Femoral Anteversion: this is where the femur (thigh bone) turns inwards causing the whole leg to turn in and is the most common cause of intoeing. It is most evident between the ages of 2-4 and will usually resolve spontaneously by the age of 10. This is twice as common in girls as boys and can run in families.

Tibial Torsion: this occurs when the shin bone is twisted causing the foot to turn in even though the kneecaps point forwards. This will normally correct by age 4-5 as the bones grow, the walking pattern matures and the knees straighten. Splints or special shoes are not necessary.

Metatarsus Adductus: this is where the foot curves in which is usually evident from birth. Most resolve spontaneously but in severe cases when the foot is stiff, stretches or advice on footwear may be necessary.
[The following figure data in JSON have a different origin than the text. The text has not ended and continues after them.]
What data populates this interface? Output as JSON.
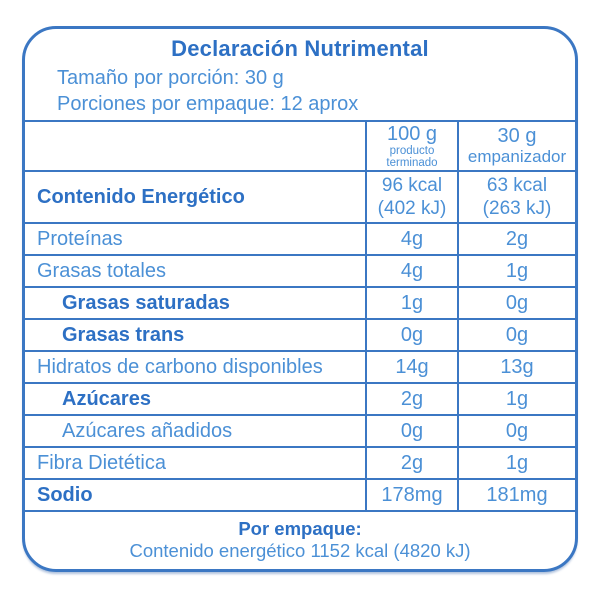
{
  "header": {
    "title": "Declaración Nutrimental",
    "serving_size": "Tamaño por porción: 30 g",
    "servings_per_pack": "Porciones por empaque: 12 aprox"
  },
  "columns": {
    "col1": {
      "amount": "100 g",
      "sub": "producto\nterminado"
    },
    "col2": {
      "amount": "30 g",
      "sub": "empanizador"
    }
  },
  "rows": [
    {
      "label": "Contenido Energético",
      "v100": "96 kcal\n(402 kJ)",
      "v30": "63 kcal\n(263 kJ)"
    },
    {
      "label": "Proteínas",
      "v100": "4g",
      "v30": "2g"
    },
    {
      "label": "Grasas totales",
      "v100": "4g",
      "v30": "1g"
    },
    {
      "label": "Grasas saturadas",
      "v100": "1g",
      "v30": "0g"
    },
    {
      "label": "Grasas trans",
      "v100": "0g",
      "v30": "0g"
    },
    {
      "label": "Hidratos de carbono disponibles",
      "v100": "14g",
      "v30": "13g"
    },
    {
      "label": "Azúcares",
      "v100": "2g",
      "v30": "1g"
    },
    {
      "label": "Azúcares añadidos",
      "v100": "0g",
      "v30": "0g"
    },
    {
      "label": "Fibra Dietética",
      "v100": "2g",
      "v30": "1g"
    },
    {
      "label": "Sodio",
      "v100": "178mg",
      "v30": "181mg"
    }
  ],
  "footer": {
    "heading": "Por empaque:",
    "text": "Contenido energético 1152 kcal (4820 kJ)"
  },
  "colors": {
    "border": "#3b77c3",
    "text": "#4b90d6",
    "bold_text": "#2d70c4",
    "background": "#ffffff"
  }
}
Tight or weak muscles: Tight hamstring muscles, at the back of the thigh, can also cause intoeing, worsened by a growth spurt.  Stretches may help to improve this. Sometimes, the muscles on the outside of the hip that turn the leg out can be slightly weak resulting in the leg turning in, strengthening these muscles can help in some cases.

What can I do to help?

There is no evidence to suggest splints or special shoes produce any benefit but good quality, well-fitting shoes are recommended.

Encourage your child not to ‘W sit’ but to sit cross leg instead to stretch the hips in the opposite direction, if it is comfortable for them to do so.

Activities that encourage the child to turn their feet out such as ballet, martial arts or swimming breast stroke may help an intoeing gait.  Practising activities to strengthen the hip muscles such as walking along a straight line (keeping feet straight) or penguin walking may help.

Intoeing is a normal part of your child’s development so you do not have to restrict your child’s activities, thus encouraging normal growth and development.